Марата более всего соблазнила, вероятно, возможность широко, не заботясь о копеечной экономии, ставить научные опыты; в Париже ему все приходилось делать за свой счет, и все его крупные заработки Шли на оплату дорогостоящих экспериментов. Ему должна была также импонировать полная научная самостоятельность и независимость; он был бы освобожден также от треволнений и забот непрерывной войны с Парижской Академией, поглощавшей немало его сил. Словом, он страстно желал получить эту высокую академическую должность, и некоторые из своих писем Руму де Сен-Лорену он предназначал не только для своего корреспондента, но и для испанского министра графа Флорида Бланка, а возможно, и для испанского короля, от которых зависело осуществление этого плана.

Одно время казалось, что вопрос уже решен и дело близко к осуществлению. Марат нетерпеливо ждал последнего уведомления от своего друга из Мадрида. Но окончательное решение всё оттягивалось. Наконец Рум де Сен-Лорен, еще не теряя надежды на благоприятный исход дела, решил раскрыть Марату истинные причины задержки его приглашения в Мадрид. Кандидатура Марата встречала решительные возражения, но не в самом Мадриде, а в Париже. На Флорида Бланка оказывалось энергическое давление из французской столицы: академические круги Парижа чернили в глазах испанского министра доктора Марата; в доверительных письмах, к которым в Мадриде прислушивались, считаясь с высоким научным рангом их авторов, доказывалась полная непригодность Марата для намеченного ему почетного и ответственного поста в испанской столице.

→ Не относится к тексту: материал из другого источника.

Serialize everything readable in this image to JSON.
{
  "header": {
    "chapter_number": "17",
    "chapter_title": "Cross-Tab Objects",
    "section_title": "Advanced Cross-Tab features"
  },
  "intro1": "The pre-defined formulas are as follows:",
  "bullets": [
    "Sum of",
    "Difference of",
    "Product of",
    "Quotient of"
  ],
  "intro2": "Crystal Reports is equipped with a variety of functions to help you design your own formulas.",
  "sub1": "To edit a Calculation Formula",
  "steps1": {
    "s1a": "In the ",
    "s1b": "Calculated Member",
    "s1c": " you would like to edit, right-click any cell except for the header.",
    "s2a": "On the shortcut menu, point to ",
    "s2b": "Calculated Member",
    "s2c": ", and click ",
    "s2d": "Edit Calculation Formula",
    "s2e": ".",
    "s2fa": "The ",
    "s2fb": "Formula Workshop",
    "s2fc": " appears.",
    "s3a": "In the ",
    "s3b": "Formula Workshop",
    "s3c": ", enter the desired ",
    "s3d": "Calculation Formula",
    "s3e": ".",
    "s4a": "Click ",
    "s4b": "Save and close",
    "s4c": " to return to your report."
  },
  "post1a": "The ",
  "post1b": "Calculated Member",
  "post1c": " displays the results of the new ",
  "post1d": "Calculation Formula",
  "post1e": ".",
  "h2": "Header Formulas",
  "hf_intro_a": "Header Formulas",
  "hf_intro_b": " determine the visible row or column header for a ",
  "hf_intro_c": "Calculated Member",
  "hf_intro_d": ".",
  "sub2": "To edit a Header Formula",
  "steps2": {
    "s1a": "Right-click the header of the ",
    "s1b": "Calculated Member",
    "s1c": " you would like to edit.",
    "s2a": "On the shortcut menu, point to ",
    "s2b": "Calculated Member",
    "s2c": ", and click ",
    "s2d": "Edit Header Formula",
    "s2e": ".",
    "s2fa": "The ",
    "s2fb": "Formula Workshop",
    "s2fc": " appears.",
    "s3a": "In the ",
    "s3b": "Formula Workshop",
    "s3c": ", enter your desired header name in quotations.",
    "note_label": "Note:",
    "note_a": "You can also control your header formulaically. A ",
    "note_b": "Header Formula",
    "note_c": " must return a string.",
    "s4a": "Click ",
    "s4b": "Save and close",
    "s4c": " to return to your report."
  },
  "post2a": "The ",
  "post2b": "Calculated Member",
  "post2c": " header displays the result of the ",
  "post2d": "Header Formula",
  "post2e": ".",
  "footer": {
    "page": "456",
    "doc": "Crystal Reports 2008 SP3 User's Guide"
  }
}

Марат ответил Руму де Сен-Лорену пространным письмом, датированным 20 ноября 1783 года. Он приложил к нему множество документов. В сущности, это была обширная докладная записка, предназначенная для высших испанских должностных лиц — для министра, может быть, даже для короля, в которой сжатая сводка фактов, должна была красноречивее слов опровергнуть все выдвигавшиеся обвинения. Письмо было написано в сравнительно сдержанном тоне, но за этим внешним спокойствием чувствовалась ярость Марата. Да он вовсе и не думал скрывать или преуменьшать своих разногласий, своих споров, своей борьбы с Французской Академией.

Марат рассказывает в этом письме об истории этой долголетней распри. Он напоминает о том, что его первые опыты, когда он еще не поссорился с влиятельнейшими членами Академии, встречали с ее стороны сочувствие и одобрение. Так, в 1779 году Парижская Академия выделила комиссию в составе графа Мальбуа, ле Руа, Сажа и других, которая ознакомилась со ста двадцатью опытами доктора Марата, подтверждающими его изыскание об огненном флюиде. Комиссия признала его работу «очень интересной» и установила, что она «содержит ряд новых опытов, удачно, добросовестно поставленных, открывающих широкое поле для исследований физиков».

Казалось бы, научные изыскания Марата в области физики с самого начала получили заслуженное признание со стороны Академии. Но это длилось недолго. Вскоре же между доктором медицины, успешно экспериментирующим в области физики, и руководителями Парижской Академии возникло отчуждение, а затем и открытый разрыв.

Что послужило причиной ссоры? Марат рассказывает об этом так: некоторые видные члены Академии посещали его и спрашивали, не собирается ли он вступить в ее ряды. «Мой ответ, — пишет Марат в том же письме, — плохо понятый, был принят за презрительный отказ. Отсюда и начались преследования».

Такова версия возникновения ссоры, которую дает самый осведомленный ее участник, являющийся, однако, в то же время и наиболее заинтересованной стороной. Возможно, что так оно вначале и было. Возможно, что первое взаимное охлаждение и, видимо, взаимное раздражение возникли на почве недоразумения. Нет причин не доверять рассказу Марата. Но не подлежит сомнению, что вскоре же к этой малосущественной причине, которую правильнее рассматривать скорее как внешний повод, прибавились и более важные.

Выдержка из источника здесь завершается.